OPINION PAPER
Can Japan's Monetary Policy Overcome the Dilemma It faces?
-Suggestions Offered by Estimation of the Equilibrium Interest Rate -
Japan’s monetary policy faces a dilemma in the second term of the Bank of Japan Governor Kuroda, and the second term of the framework that he has instituted. The realization of the 2% price stability target will take time; however, a further strengthening of monetary easing in order to prioritize the early achievement of this target will increase concerns over secondary effects. On the other hand, the hasty normalization of monetary easing or a change in the policy framework will create instability in the monetary environment and slow down Japan’s economic recovery.
One key to overcoming this dilemma is whether or not the effects of monetary easing increase in the future without a change in the policy. If the performance of the economy improves, the economic stimulus effect of monetary easing will become stronger even if the operational target for the policy interest rate remains the same for the time being. If the benefits of the monetary easing policy increase in magnitude, the problem of secondary effects may be relatively mitigated. In this paper, the authors estimate the equilibrium interest rate (also known as the natural rate of interest), a neutral interest rate level that neither stimulates nor restrains the economy, and examine whether or not the effects of monetary easing will increase in the future.
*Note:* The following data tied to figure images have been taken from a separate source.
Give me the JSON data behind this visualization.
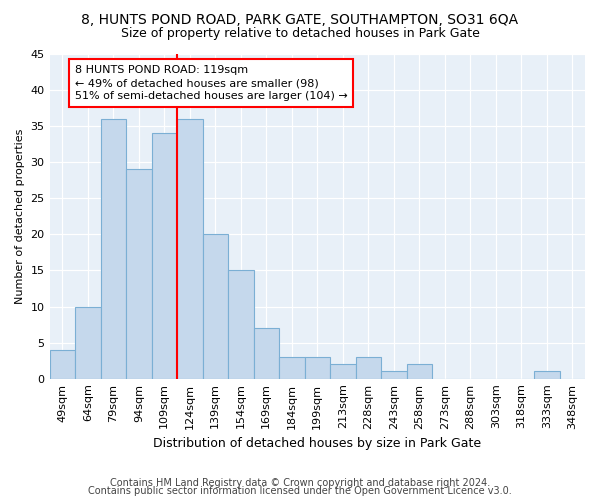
{
  "title1": "8, HUNTS POND ROAD, PARK GATE, SOUTHAMPTON, SO31 6QA",
  "title2": "Size of property relative to detached houses in Park Gate",
  "xlabel": "Distribution of detached houses by size in Park Gate",
  "ylabel": "Number of detached properties",
  "categories": [
    "49sqm",
    "64sqm",
    "79sqm",
    "94sqm",
    "109sqm",
    "124sqm",
    "139sqm",
    "154sqm",
    "169sqm",
    "184sqm",
    "199sqm",
    "213sqm",
    "228sqm",
    "243sqm",
    "258sqm",
    "273sqm",
    "288sqm",
    "303sqm",
    "318sqm",
    "333sqm",
    "348sqm"
  ],
  "values": [
    4,
    10,
    36,
    29,
    34,
    36,
    20,
    15,
    7,
    3,
    3,
    2,
    3,
    1,
    2,
    0,
    0,
    0,
    0,
    1,
    0
  ],
  "bar_color": "#c5d8ec",
  "bar_edge_color": "#7bafd4",
  "red_line_index": 5,
  "annotation_line1": "8 HUNTS POND ROAD: 119sqm",
  "annotation_line2": "← 49% of detached houses are smaller (98)",
  "annotation_line3": "51% of semi-detached houses are larger (104) →",
  "footer1": "Contains HM Land Registry data © Crown copyright and database right 2024.",
  "footer2": "Contains public sector information licensed under the Open Government Licence v3.0.",
  "ylim": [
    0,
    45
  ],
  "yticks": [
    0,
    5,
    10,
    15,
    20,
    25,
    30,
    35,
    40,
    45
  ],
  "plot_bg_color": "#e8f0f8",
  "title1_fontsize": 10,
  "title2_fontsize": 9,
  "xlabel_fontsize": 9,
  "ylabel_fontsize": 8,
  "tick_fontsize": 8,
  "annotation_fontsize": 8,
  "footer_fontsize": 7
}
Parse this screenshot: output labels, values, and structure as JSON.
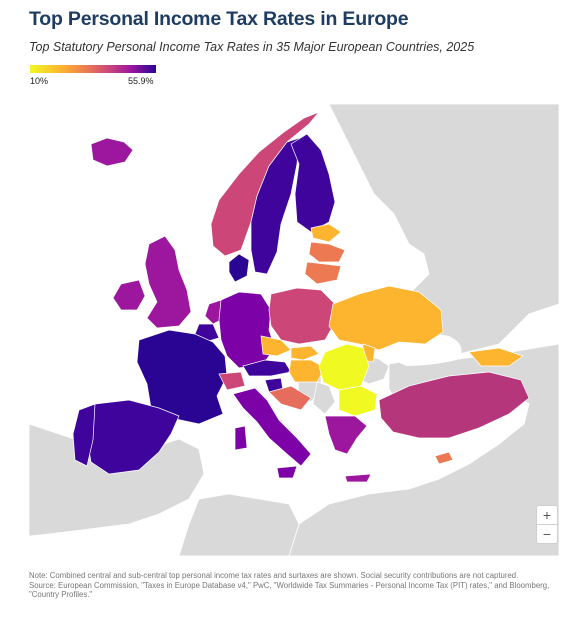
{
  "header": {
    "title": "Top Personal Income Tax Rates in Europe",
    "subtitle": "Top Statutory Personal Income Tax Rates in 35 Major European Countries, 2025"
  },
  "legend": {
    "min_label": "10%",
    "max_label": "55.9%",
    "min_value": 10,
    "max_value": 55.9,
    "colors": [
      "#f0f921",
      "#fdb42f",
      "#ed7953",
      "#cc4778",
      "#9c179e",
      "#2a0593"
    ]
  },
  "map": {
    "land_color": "#d9d9d9",
    "sea_color": "#ffffff",
    "highest_rates_color": "#2a0593",
    "lowest_rates_color": "#f0f921"
  },
  "zoom": {
    "in_label": "+",
    "out_label": "−"
  },
  "footer": {
    "note": "Note: Combined central and sub-central top personal income tax rates and surtaxes are shown. Social security contributions are not captured.",
    "source": "Source: European Commission, \"Taxes in Europe Database v4,\" PwC, \"Worldwide Tax Summaries - Personal Income Tax (PIT) rates,\" and Bloomberg, \"Country Profiles.\""
  }
}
The results of these estimates, based on multiple models, suggest that Japan’s equilibrium interest rate has recently commenced an upward trend. The same trend could also be inferred from the potential growth rate, corporate capital investment and other economic indicators. If this steady increase in Japan’s equilibrium interest rate continues into the future, the policy effects, i.e. the benefits of monetary easing, can also be expected to increase.